Para mí, estar en una dinámica abierta y poli tiene algo muy cómodo: no tengo que esconderme, no tengo que vigilar lo que hago ni medir cada movimiento. Vivo tranquila.

Pero el otro día entendí que esa tranquilidad no siempre es compartida.

A él le gusta una chica que trabaja en un café cerca de su casa. Yo lo sé, él lo sabe… pero ella probablemente no tiene ni idea de que yo existo.
De hecho, cuando estoy con él evitamos ir a ese café. Según él, “porque ella es un poco celosa”. Yo lo dejo pasar. No es mi historia, no es mi problema… o eso pensé.

Un día íbamos caminando por la calle, como siempre: agarrados de la mano, riéndonos, besándonos sin filtro. Nada fuera de lo normal para nosotros.

Y de repente, ahí estaba ella.
Caminando directo hacia nosotros.

Él la vio primero.
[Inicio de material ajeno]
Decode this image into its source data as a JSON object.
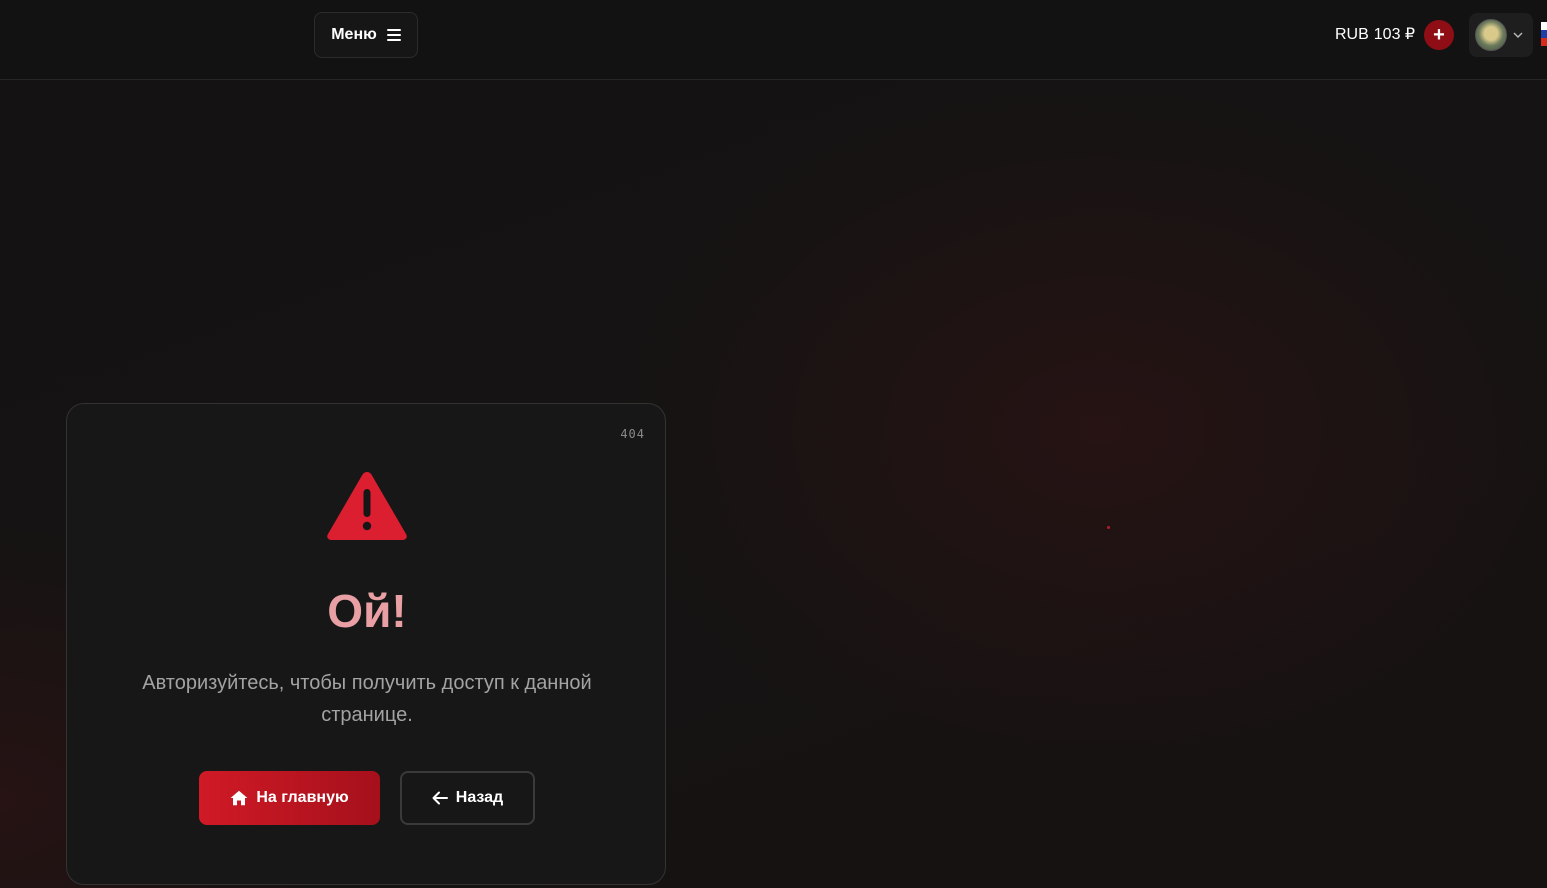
{
  "header": {
    "menu_label": "Меню",
    "balance": {
      "currency": "RUB",
      "amount": "103 ₽"
    },
    "add_label": "+"
  },
  "error_card": {
    "code": "404",
    "title": "Ой!",
    "message": "Авторизуйтесь, чтобы получить доступ к данной странице.",
    "home_label": "На главную",
    "back_label": "Назад"
  },
  "icons": {
    "menu": "hamburger-icon",
    "avatar_dropdown": "chevron-down-icon",
    "warning": "warning-triangle-icon",
    "home": "home-icon",
    "back": "arrow-left-icon",
    "flag": "flag-ru-icon"
  },
  "colors": {
    "accent": "#d01a26",
    "accent_dark": "#8f0e16",
    "title": "#e8a0a4",
    "text_muted": "#a3a3a3",
    "background": "#121212",
    "card": "#171717"
  }
}
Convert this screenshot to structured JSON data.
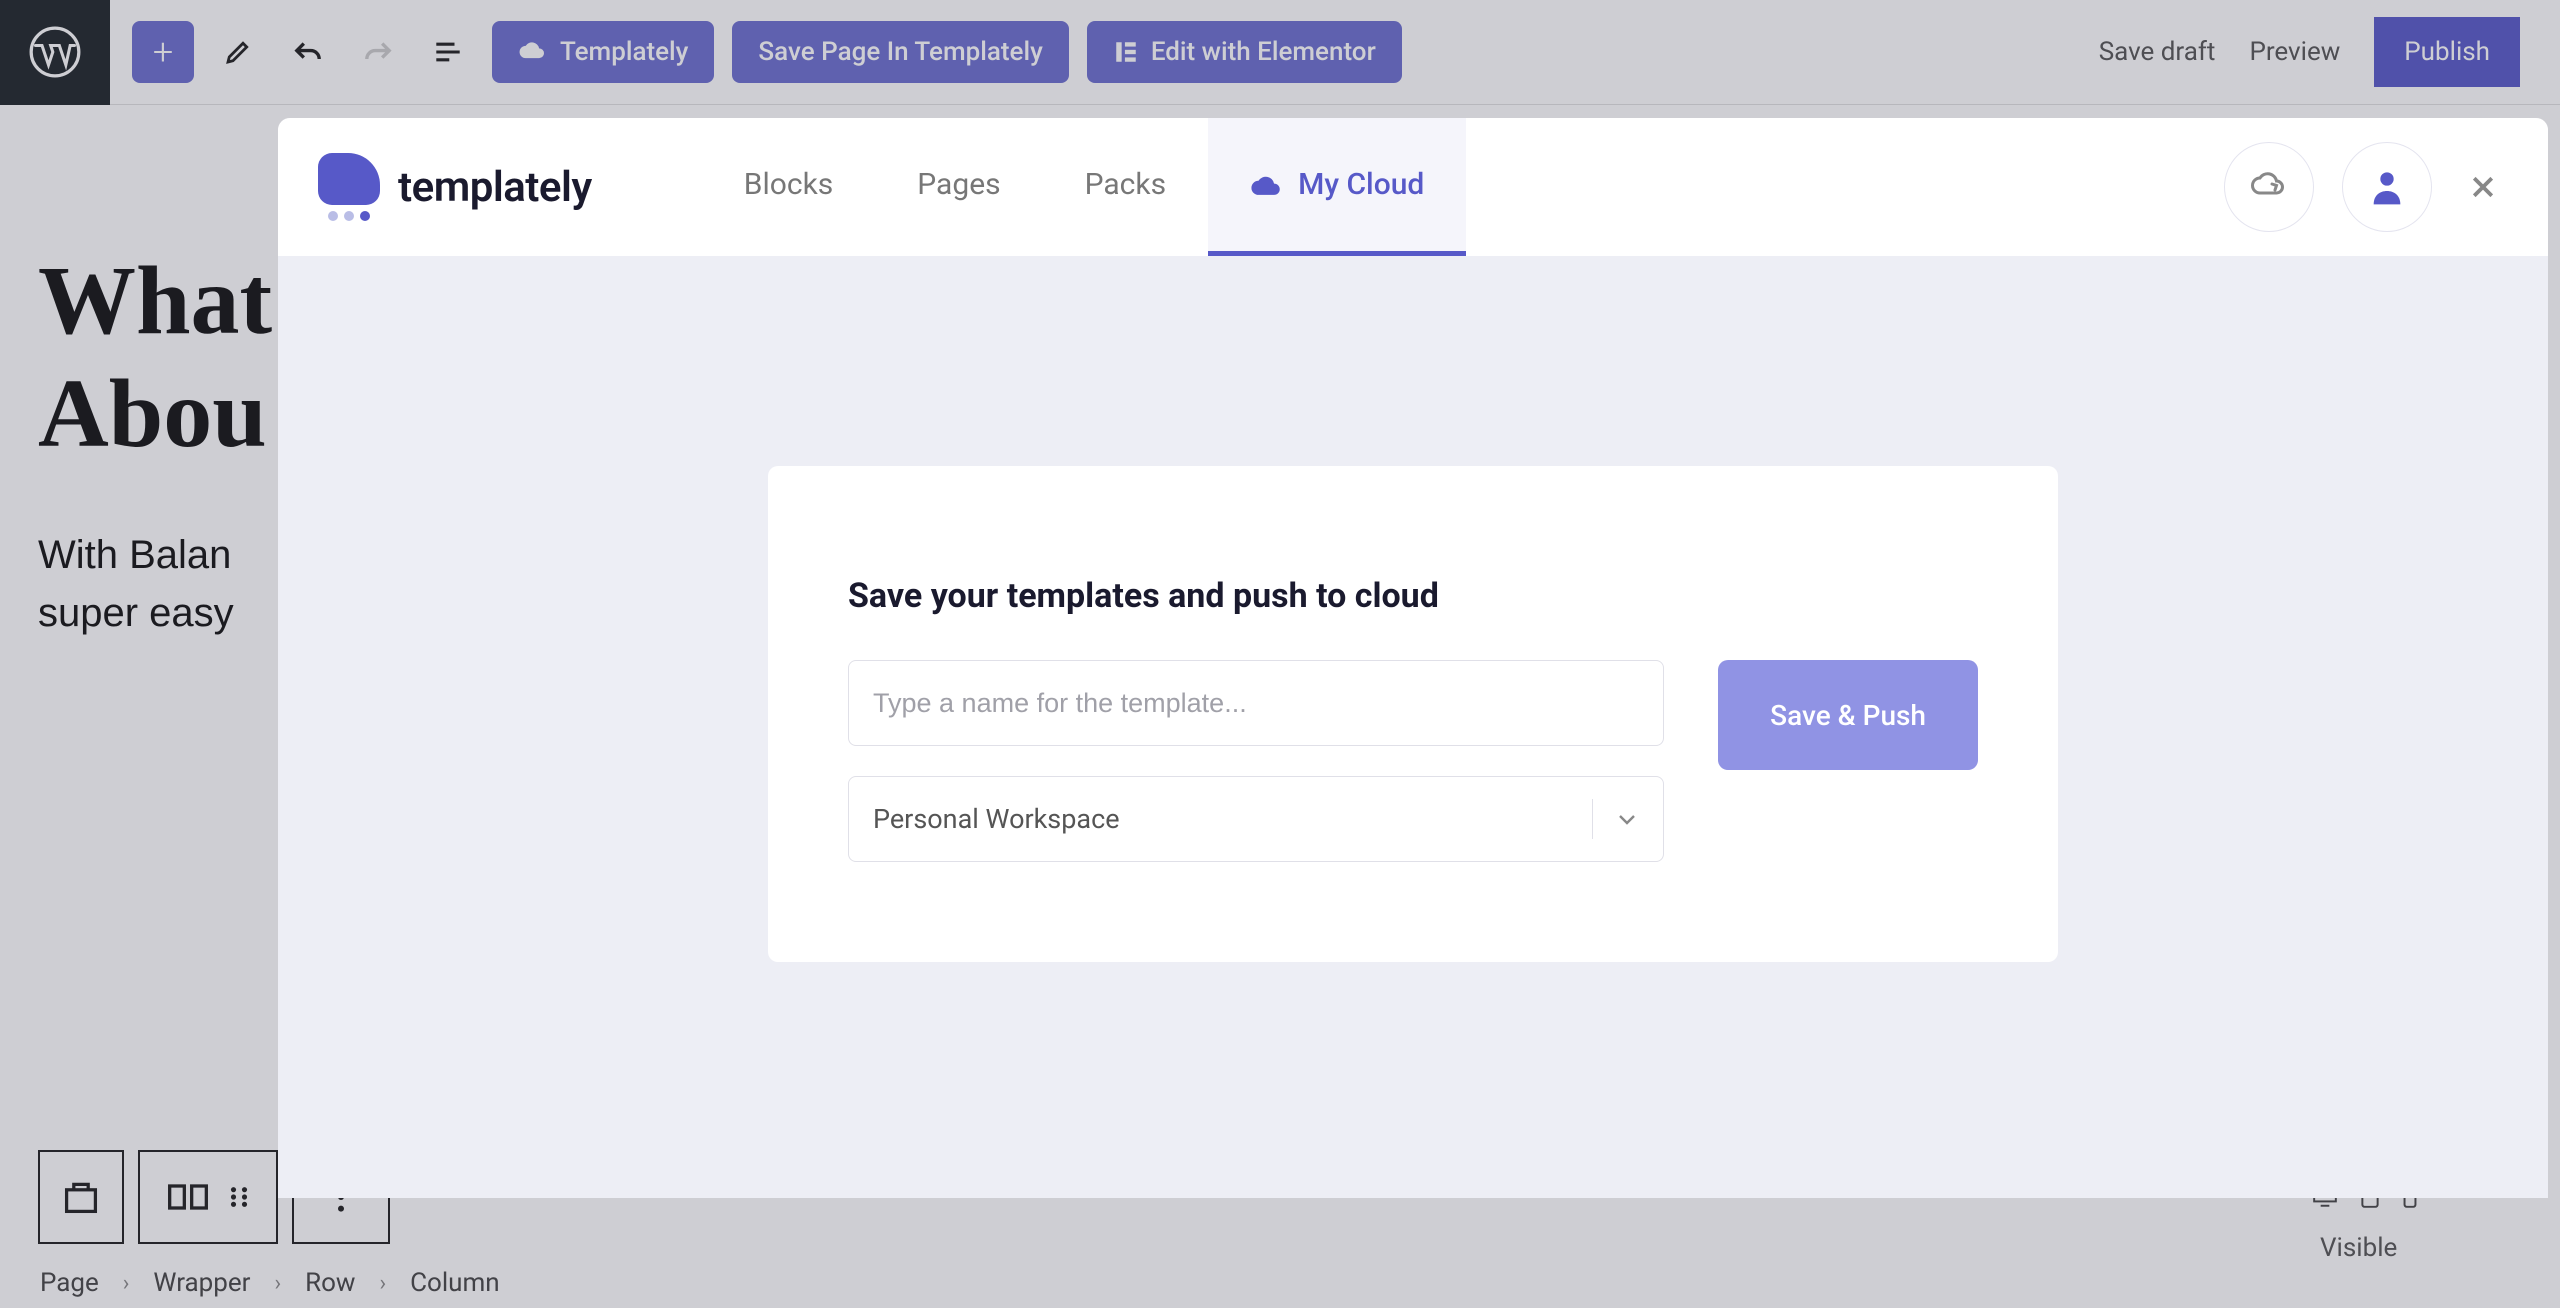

Levantó la mano, sonrió, como si nada.
Ella lo miró fijo. Esa sonrisa… no era amable, era de esas que pican. Luego me miró a mí. No dijo nada. Siguió caminando.

El momento duró segundos, pero fue suficiente.

Le pregunté: “¿Qué pasó?”
Y él, medio incómodo, medio resignado, me dijo:
“Creo que ya no podré tomarme un café en la esquina como antes.”

Y ahí está todo.

Ella es hermosa, sí.
Pero él nunca tuvo la valentía —o las ganas— de decirle en qué tipo de dinámica está realmente.

Yo estoy en paz.

Ella claramente no.

Y él… bueno, ahora tiene que cambiar de café.